What makes America exceptional? It is not our might and power. Many empires have attained glory at the tip of the sword or the lance, but that does not make them the exception to the rule. It is not some concept of ethnic unity. Many powers have waxed and waned in the civilizational dusk of ethnic exclusivity. No, it is our compassion that makes us exceptional.
At the close of the second World War, the barbaric extent of the Holocaust became clearer to the American public. Thinking back on the ships of Jews rejected at American ports and how legislation to allow 20,000 extra visas to Jewish children from Germany was gleefully rejected by the House, American public opinion toward victims fleeing violence began to shift.
These were the roots of modern American refugee policy. But the lessons have begun to fade. The guilt of complicity in the face of death of our fellow human beings has lost its bite. The sharp edges of the price of complacency have become dull. But now, in the face of a new rejection of innocent people fleeing chaos and war that we arguably seeded, we need to reconsider our humanity and compassion. We need to stop thinking of refugees as strange foreigners who mean to do us harm, because they do not. Instead, we need to cage and shelve our fears and consider the plight of these individuals before rejecting their pleas for asylum out of hand.

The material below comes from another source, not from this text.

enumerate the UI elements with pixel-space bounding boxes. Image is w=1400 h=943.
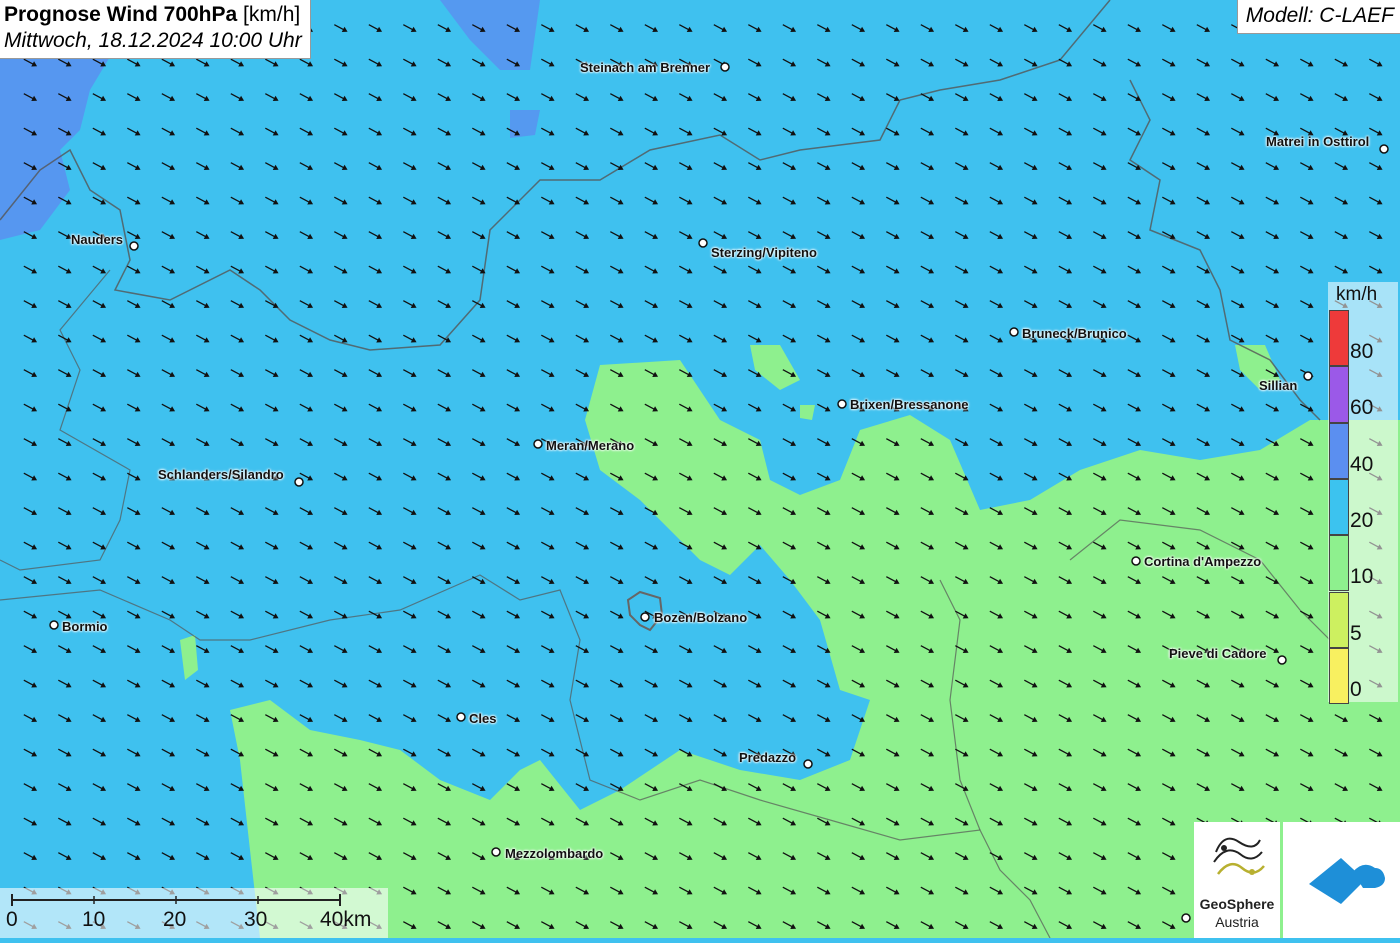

It is high time we walk not a mile, but a hundred miles, in the shoes of these people. It is high time that we wear their shoes, that we feel the coarseness of their clothes, that we pace the cracked earth. It is high time we feel in our mouths the caustic, bitter taste of defeat and loss, when a chance of freedom written upon a visa is declared null and void. It is high time our shoulders buckle under the weight of all that could have been and we tell our children life will not be changing, the tapestries of woven dreams were all for naught, and they may as well be tossed aside to the dustbin of abandoned beliefs and dashed hopes.
It is by wearing these clothes, breathing this air, and feeling these aches in our bones that we reconnect with those whose footsteps paved a way for our life of comfort today. Our ancestors came to this land, huddled together on ships, storm-tossed and forced to abandon what was once home. Once our own forebears were foreign, other, and not deserving to cross the threshold at Ellis Island. Our grandmothers and grandfathers were once just too Catholic, or wore clothes that were strange, or expressed love and disgust and fear and aspiration with words that were not understood.
Despite all of this strangeness, they stayed here. They withstood the test of xenophobia and hate, and they flourished. And through their trials, they have constructed what we know as America today. They constructed the shining city upon the hill, the society melded together from the strands and views of millions of people from across the world.
Refugees are easy to fear. We do not understand their language, we do not recognize their faces, and we find their clothes and customs off-putting. But their situation now is not that different from that which our own kin faced. We need to learn from the lessons of the past and have the bravery to speak in tones of compassion, even when it is frightening. We must remember, as the Rev. King advised, to reject that “man is mere flotsam and jetsam in the river of life” and instead believe deeply in the value of our own humanity and jettison the sinister pull of fear and uncertainty from our hearts.
We must never abandon the understanding that America is great because it is compassionate. The day we forget this is the day that a once-triumphant experiment of human audacity to defy its baser instincts loses the authority to call itself exceptional.